Le chat n’appartenait à personne, mais tout le monde le reconnaissait. Gris tacheté, les yeux jaune pâle comme du vieux miel. Il passait ses journées à se faufiler dans la cuisine, entre les chaussures, les jambes et dans le silence. Et cet après-midi-là, il passa rapidement devant Nino. Puis il s’arrêta pour s’assurer qu’il le suivrait. Et Nino le suivit par habitude. Comme un fil invisible tiré entre deux instincts.
Le garçon avait ce don pour se fondre dans les décors. Ses pas étaient silencieux, sa respiration toujours discrète. Le souffle court et le cœur battant à tout romple, il avançait comme l’ombre d’une pensée. Ses cheveux châtains courts frôlaient parfois les murs blancs, et il les lissait machinalement d’un revers de main.

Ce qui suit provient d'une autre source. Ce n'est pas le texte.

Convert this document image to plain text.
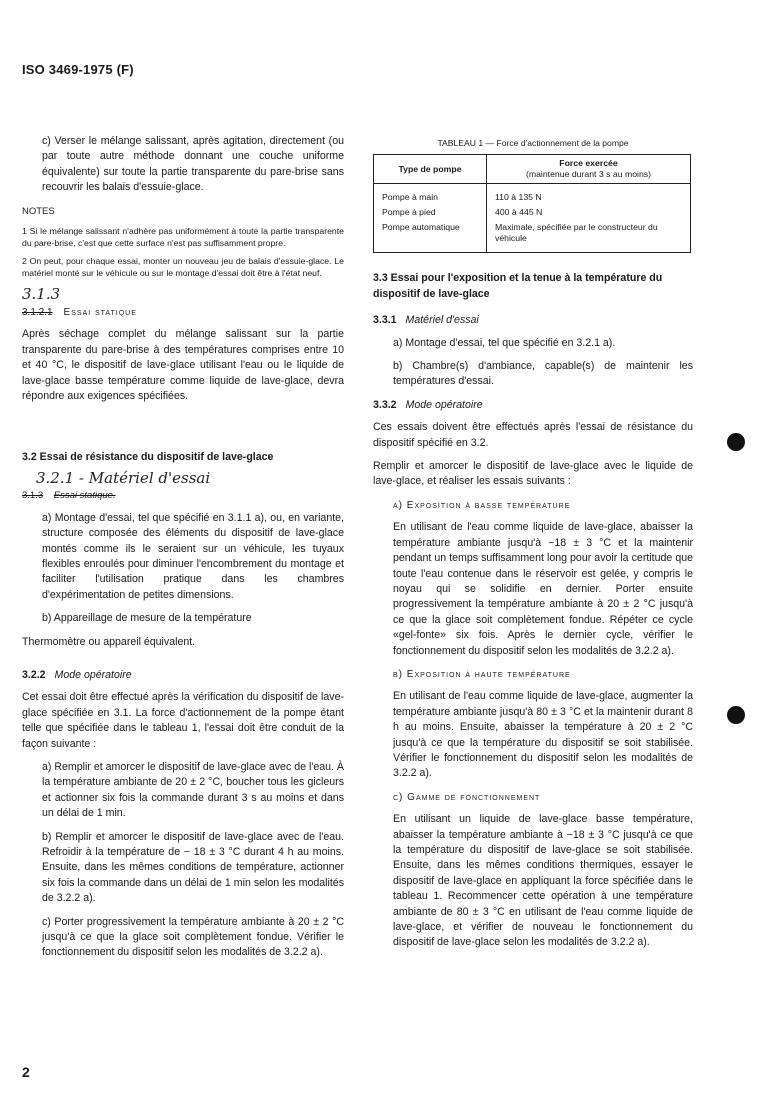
ISO 3469-1975 (F)

c) Verser le mélange salissant, après agitation, directement (ou par toute autre méthode donnant une couche uniforme équivalente) sur toute la partie transparente du pare-brise sans recouvrir les balais d'essuie-glace.

NOTES

1 Si le mélange salissant n'adhère pas uniformément à toute la partie transparente du pare-brise, c'est que cette surface n'est pas suffisamment propre.

2 On peut, pour chaque essai, monter un nouveau jeu de balais d'essuie-glace. Le matériel monté sur le véhicule ou sur le montage d'essai doit être à l'état neuf.

3.1.3
3.1.2.1 Essai statique

Après séchage complet du mélange salissant sur la partie transparente du pare-brise à des températures comprises entre 10 et 40 °C, le dispositif de lave-glace utilisant l'eau ou le liquide de lave-glace basse température comme liquide de lave-glace, devra répondre aux exigences spécifiées.

3.2 Essai de résistance du dispositif de lave-glace
3.2.1 - Matériel d'essai
3.1.3 Essai statique.

a) Montage d'essai, tel que spécifié en 3.1.1 a), ou, en variante, structure composée des éléments du dispositif de lave-glace montés comme ils le seraient sur un véhicule, les tuyaux flexibles enroulés pour diminuer l'encombrement du montage et faciliter l'utilisation pratique dans les chambres d'expérimentation de petites dimensions.

b) Appareillage de mesure de la température

Thermomètre ou appareil équivalent.

3.2.2 Mode opératoire

Cet essai doit être effectué après la vérification du dispositif de lave-glace spécifiée en 3.1. La force d'actionnement de la pompe étant telle que spécifiée dans le tableau 1, l'essai doit être conduit de la façon suivante :

a) Remplir et amorcer le dispositif de lave-glace avec de l'eau. À la température ambiante de 20 ± 2 °C, boucher tous les gicleurs et actionner six fois la commande durant 3 s au moins et dans un délai de 1 min.

b) Remplir et amorcer le dispositif de lave-glace avec de l'eau. Refroidir à la température de − 18 ± 3 °C durant 4 h au moins. Ensuite, dans les mêmes conditions de température, actionner six fois la commande dans un délai de 1 min selon les modalités de 3.2.2 a).

c) Porter progressivement la température ambiante à 20 ± 2 °C jusqu'à ce que la glace soit complètement fondue. Vérifier le fonctionnement du dispositif selon les modalités de 3.2.2 a).

TABLEAU 1 — Force d'actionnement de la pompe
Type de pompe	Force exercée
(maintenue durant 3 s au moins)

Pompe à main	110 à 135 N
Pompe à pied	400 à 445 N
Pompe automatique	Maximale, spécifiée par le constructeur du véhicule
3.3 Essai pour l'exposition et la tenue à la température du dispositif de lave-glace
3.3.1 Matériel d'essai

a) Montage d'essai, tel que spécifié en 3.2.1 a).

b) Chambre(s) d'ambiance, capable(s) de maintenir les températures d'essai.

3.3.2 Mode opératoire

Ces essais doivent être effectués après l'essai de résistance du dispositif spécifié en 3.2.

Remplir et amorcer le dispositif de lave-glace avec le liquide de lave-glace, et réaliser les essais suivants :

a) Exposition à basse température

En utilisant de l'eau comme liquide de lave-glace, abaisser la température ambiante jusqu'à −18 ± 3 °C et la maintenir pendant un temps suffisamment long pour avoir la certitude que toute l'eau contenue dans le réservoir est gelée, y compris le noyau qui se solidifie en dernier. Porter ensuite progressivement la température ambiante à 20 ± 2 °C jusqu'à ce que la glace soit complètement fondue. Répéter ce cycle «gel-fonte» six fois. Après le dernier cycle, vérifier le fonctionnement du dispositif selon les modalités de 3.2.2 a).

b) Exposition à haute température

En utilisant de l'eau comme liquide de lave-glace, augmenter la température ambiante jusqu'à 80 ± 3 °C et la maintenir durant 8 h au moins. Ensuite, abaisser la température à 20 ± 2 °C jusqu'à ce que la température du dispositif se soit stabilisée. Vérifier le fonctionnement du dispositif selon les modalités de 3.2.2 a).

c) Gamme de fonctionnement

En utilisant un liquide de lave-glace basse température, abaisser la température ambiante à −18 ± 3 °C jusqu'à ce que la température du dispositif de lave-glace se soit stabilisée. Ensuite, dans les mêmes conditions thermiques, essayer le dispositif de lave-glace en appliquant la force spécifiée dans le tableau 1. Recommencer cette opération à une température ambiante de 80 ± 3 °C en utilisant de l'eau comme liquide de lave-glace, et vérifier de nouveau le fonctionnement du dispositif de lave-glace selon les modalités de 3.2.2 a).

2
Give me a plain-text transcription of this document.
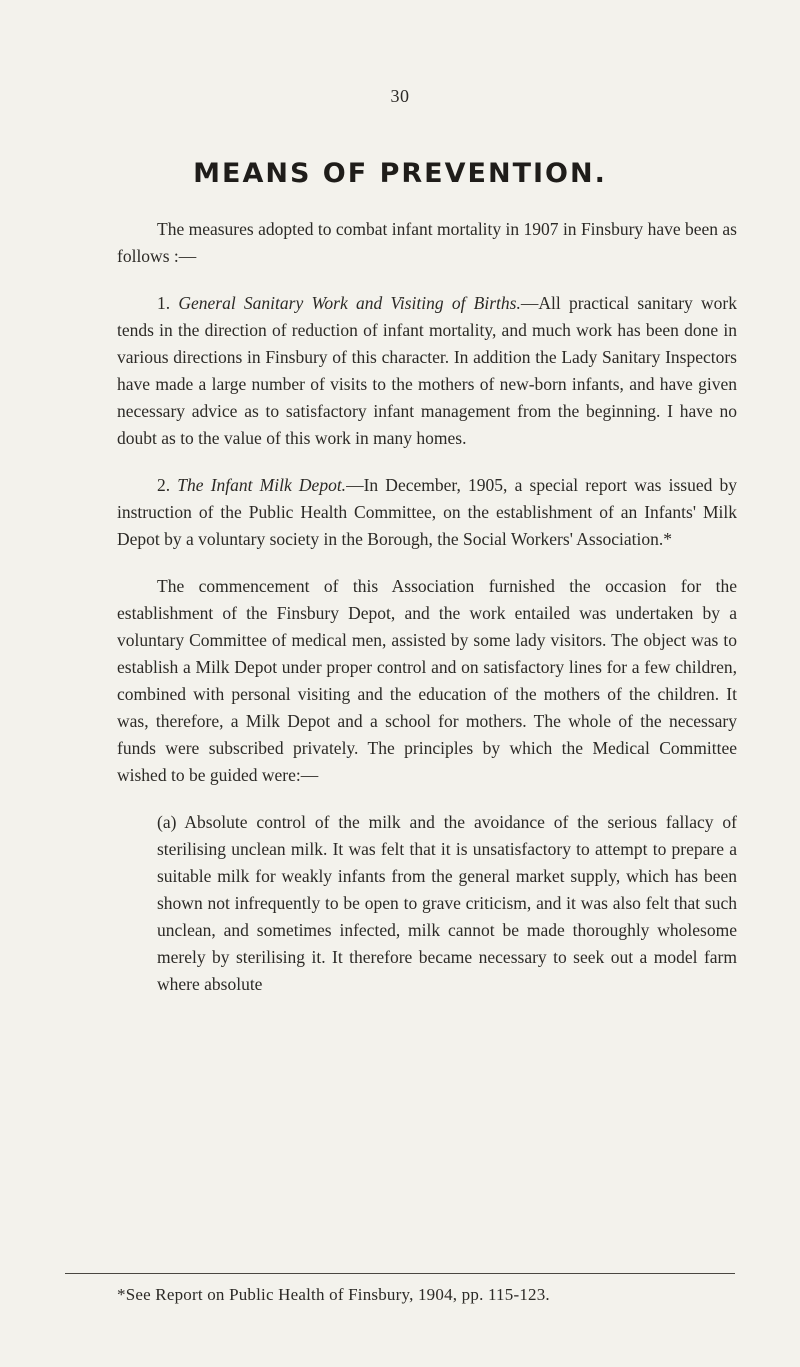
30
MEANS OF PREVENTION.

The measures adopted to combat infant mortality in 1907 in Finsbury have been as follows :—

1. General Sanitary Work and Visiting of Births.—All practical sanitary work tends in the direction of reduction of infant mortality, and much work has been done in various directions in Finsbury of this character. In addition the Lady Sanitary Inspectors have made a large number of visits to the mothers of new-born infants, and have given necessary advice as to satisfactory infant management from the beginning. I have no doubt as to the value of this work in many homes.

2. The Infant Milk Depot.—In December, 1905, a special report was issued by instruction of the Public Health Committee, on the establishment of an Infants' Milk Depot by a voluntary society in the Borough, the Social Workers' Association.*

The commencement of this Association furnished the occasion for the establishment of the Finsbury Depot, and the work entailed was undertaken by a voluntary Committee of medical men, assisted by some lady visitors. The object was to establish a Milk Depot under proper control and on satisfactory lines for a few children, combined with personal visiting and the education of the mothers of the children. It was, therefore, a Milk Depot and a school for mothers. The whole of the necessary funds were subscribed privately. The principles by which the Medical Committee wished to be guided were:—

(a) Absolute control of the milk and the avoidance of the serious fallacy of sterilising unclean milk. It was felt that it is unsatisfactory to attempt to prepare a suitable milk for weakly infants from the general market supply, which has been shown not infrequently to be open to grave criticism, and it was also felt that such unclean, and sometimes infected, milk cannot be made thoroughly wholesome merely by sterilising it. It therefore became necessary to seek out a model farm where absolute

*See Report on Public Health of Finsbury, 1904, pp. 115-123.
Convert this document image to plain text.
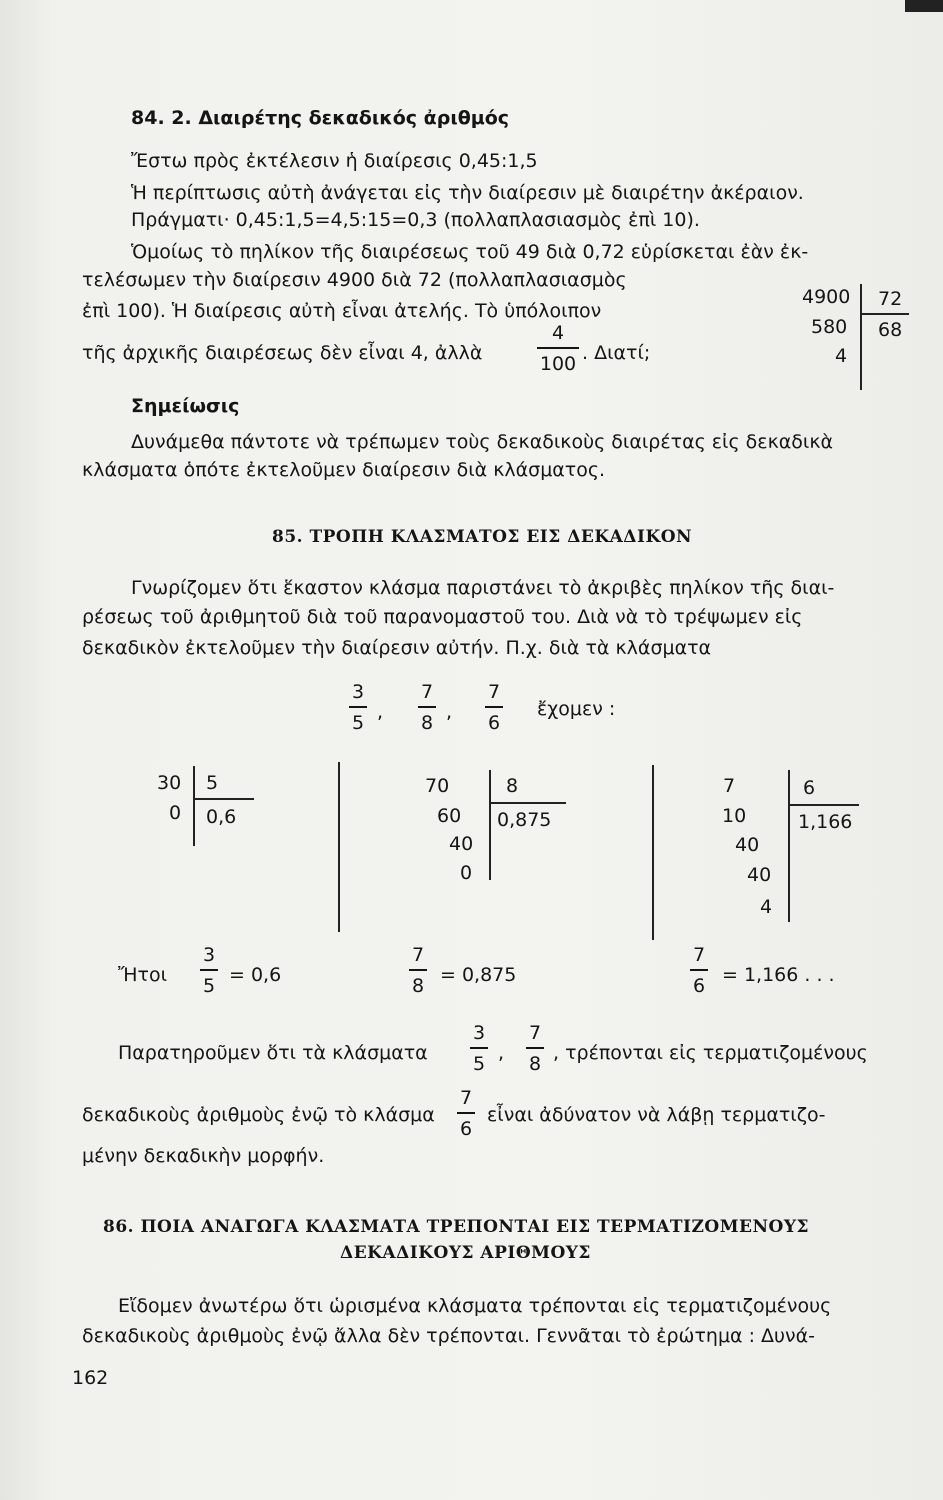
84. 2. Διαιρέτης δεκαδικός ἀριθμός
Ἔστω πρὸς ἐκτέλεσιν ἡ διαίρεσις 0,45:1,5
Ἡ περίπτωσις αὐτὴ ἀνάγεται εἰς τὴν διαίρεσιν μὲ διαιρέτην ἀκέραιον.
Πράγματι· 0,45:1,5=4,5:15=0,3 (πολλαπλασιασμὸς ἐπὶ 10).
Ὁμοίως τὸ πηλίκον τῆς διαιρέσεως τοῦ 49 διὰ 0,72 εὑρίσκεται ἐὰν ἐκ-
τελέσωμεν τὴν διαίρεσιν 4900 διὰ 72 (πολλαπλασιασμὸς
ἐπὶ 100). Ἡ διαίρεσις αὐτὴ εἶναι ἀτελής. Τὸ ὑπόλοιπον
τῆς ἀρχικῆς διαιρέσεως δὲν εἶναι 4, ἀλλὰ
4
100 . Διατί;
4900
580
4
72
68
Σημείωσις
Δυνάμεθα πάντοτε νὰ τρέπωμεν τοὺς δεκαδικοὺς διαιρέτας εἰς δεκαδικὰ
κλάσματα ὁπότε ἐκτελοῦμεν διαίρεσιν διὰ κλάσματος.
85. ΤΡΟΠΗ ΚΛΑΣΜΑΤΟΣ ΕΙΣ ΔΕΚΑΔΙΚΟΝ
Γνωρίζομεν ὅτι ἕκαστον κλάσμα παριστάνει τὸ ἀκριβὲς πηλίκον τῆς διαι-
ρέσεως τοῦ ἀριθμητοῦ διὰ τοῦ παρανομαστοῦ του. Διὰ νὰ τὸ τρέψωμεν εἰς
δεκαδικὸν ἐκτελοῦμεν τὴν διαίρεσιν αὐτήν. Π.χ. διὰ τὰ κλάσματα
3
5 ,
7
8 ,
7
6
ἔχομεν :
30
0
5
0,6
70
60
40
0
8
0,875
7
10
40
40
4
6
1,166
Ἤτοι
3
5 = 0,6
7
8 = 0,875
7
6 = 1,166 . . .
Παρατηροῦμεν ὅτι τὰ κλάσματα
3
5 ,
7
8 , τρέπονται εἰς τερματιζομένους
δεκαδικοὺς ἀριθμοὺς ἐνῷ τὸ κλάσμα
7
6
εἶναι ἀδύνατον νὰ λάβῃ τερματιζο-
μένην δεκαδικὴν μορφήν.
86. ΠΟΙΑ ΑΝΑΓΩΓΑ ΚΛΑΣΜΑΤΑ ΤΡΕΠΟΝΤΑΙ ΕΙΣ ΤΕΡΜΑΤΙΖΟΜΕΝΟΥΣ
ΔΕΚΑΔΙΚΟΥΣ ΑΡΙΘΜΟΥΣ
Εἴδομεν ἀνωτέρω ὅτι ὡρισμένα κλάσματα τρέπονται εἰς τερματιζομένους
δεκαδικοὺς ἀριθμοὺς ἐνῷ ἄλλα δὲν τρέπονται. Γεννᾶται τὸ ἐρώτημα : Δυνά-
162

Le chat glissa entre deux étagères du couloir de l’aile ouest. Nino fronça les sourcils, intrigué. Il n’y avait pas d’issue ici. Juste un mur de pierre et des poutres. Mais le félin disparut… littéralement. Une seconde plus tard, un léger grincement se fit entendre.
Nino s’arrêta, regarda par-dessus son épaule. Personne ne l’avait suivi. Il s’approcha lentement, prudent. Ses yeux noisette, toujours en mouvement, analysaient les formes, les ombres, les traces. Il tendit les mains, caressant les reliefs du mur. Ses doigts rencontrèrent une dalle légèrement décalée. Il fronça les sourcils, effleurant les contours et sa surface. Il appuya dessus, involontairement. Click.
Un pan du mur recula d’un centimètre. Puis pivota devant le regard incrédule de Nino. Son cœur manqua un battement. Son ventre se noua.
Un souffle d’air chaud et poussiéreux s’échappa. Son loup repéra un mélange d’odeurs de métal, de rouille et de renfermé. Le passage était étroit, mais Nino ne recula pas. Il se glissa à l’intérieur, l’oreille aux aguets, les doigts frôlant la paroi rugueuse.
Il descendit l’escalier de pierre en colimaçon, rongé par l’humidité. Des racines s’infiltraient dans les interstices, comme des veines cherchant un cœur oublié.
En bas, l’air changea, plus dense. Nino s’arrêta le cœur battant à tout rompre. Il ralentit sa respiration et tendit l’oreille. Il n’y avait personne, comme si cet endroit était abandonné depuis longtemps.
Il continua d’avancer prudemment. Il déboucha dans un long passage souterrain, dissimulé sous les fondations du château. Il le suivi ses yeux lupins brillant dans le noir. Une grande pièce circulaire s’ouvrait devant le garçon. Les murs étaient incrustés de vieilles structures en métal, de câbles rongés, de plaques rouillées. Mais au fond… il y avait une porte immense et solide.
Elle était partiellement recouverte de lierre desséché. Des racines, épaisses comme son poignet, serpentaient autour, comme si la nature avait tenté de la cacher au monde.
Nino s’approcha doucement. Il ne toucha rien. Il regardait. Il mémorisait chaque détail de l’endroit. Il écoutait le bruit du silence et l’écho de son propre souffle. Cet endroit possédait son histoire, sa mémoire. Nino ressentait son énergie vibrer doucement dans le sol. Il la ressentait dans sa magie. Mais il n’avait pas peur.
L’adrénaline coulait dans ses veines. Il ressentait une certaine excitation, mais surtout le pressentiment d’avoir fait une découverte importante.
Il repartit aussi discrètement qu’il était arrivé, sans se presser. Il remonta l’escalier en colimaçon. Il poussa la dalle pour ouvrir le passage. Puis l’oreille tendue, il s’assura que personne ne le surprendrait. Sa main se posa sur la dalle, en sortant, il appuya.
Puis il se mit à courir dans la lumière tamisée du couloir. Nino devait prévenir Charles.